By Claire DeFrancisci
Being tan makes people look good. It will make the colors in their clothes pop, brings out their hair and eye color, and it is even said that to make people look thinner. But is it worth it?
Going to a tanning bed, even once in a while, increases one’s chances of developing melanoma by 75 percent. Melanoma is one of the deadliest skin cancers and can have a low survival rate. I am sure most tanning bed-goers have heard this many times, yet many continue to go and can develop a habit of it. What they usually fail to do is actually research what they are doing to their bodies.
It is hard to ignore when I see people on Facebook or Twitter that post things like “Addicted to tanning :),” in the middle of winter. If it is January, it is not natural to come to school looking like you just got back from a month long trip to the Bahamas. Most people are significantly paler in the winter; it is not necessary to bake yourself in a tube in order to look tanner than everybody else.

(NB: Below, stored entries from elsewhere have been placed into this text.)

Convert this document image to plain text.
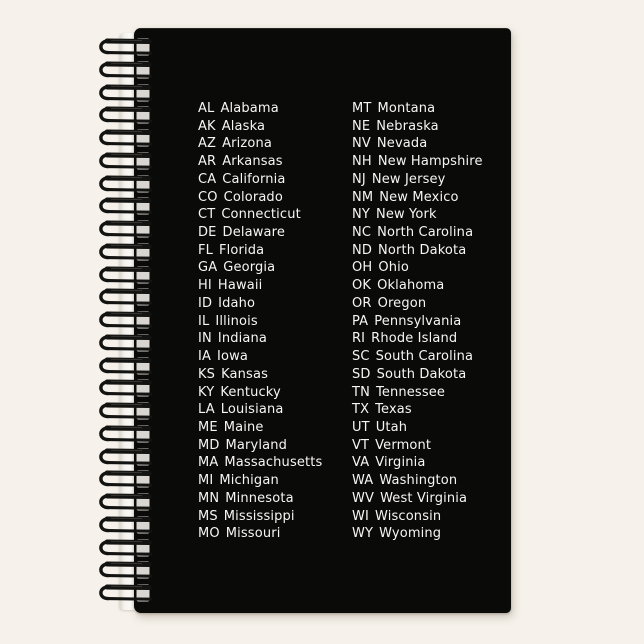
AL Alabama
AK Alaska
AZ Arizona
AR Arkansas
CA California
CO Colorado
CT Connecticut
DE Delaware
FL Florida
GA Georgia
HI Hawaii
ID Idaho
IL Illinois
IN Indiana
IA Iowa
KS Kansas
KY Kentucky
LA Louisiana
ME Maine
MD Maryland
MA Massachusetts
MI Michigan
MN Minnesota
MS Mississippi
MO Missouri
MT Montana
NE Nebraska
NV Nevada
NH New Hampshire
NJ New Jersey
NM New Mexico
NY New York
NC North Carolina
ND North Dakota
OH Ohio
OK Oklahoma
OR Oregon
PA Pennsylvania
RI Rhode Island
SC South Carolina
SD South Dakota
TN Tennessee
TX Texas
UT Utah
VT Vermont
VA Virginia
WA Washington
WV West Virginia
WI Wisconsin
WY Wyoming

While tanning beds give you a “healthy” glow, they also mutate the DNA and lower the power of the immune system, making someone extremely prone to cancer. Unfortunately, tanning beds are usually associated with melanoma, the deadliest of all skin cancers.
People do not worry about getting melanoma because they think that they are not in danger of it until they get older are wrong. However, melanoma usually strikes between the ages of 15-29. If the cancer is not diagnosed immediately, people have less than 10 percent chance of survival.
Tanning is not something to overlook, and most definitely not something you want to form into a habit. If being tan is seriously important to someone, artificial tanning is a healthier option. Spray tanning is often looked down upon because people usually come out of it looking more orange than tan, but choosing it over tanning beds can be a more important decision than you think.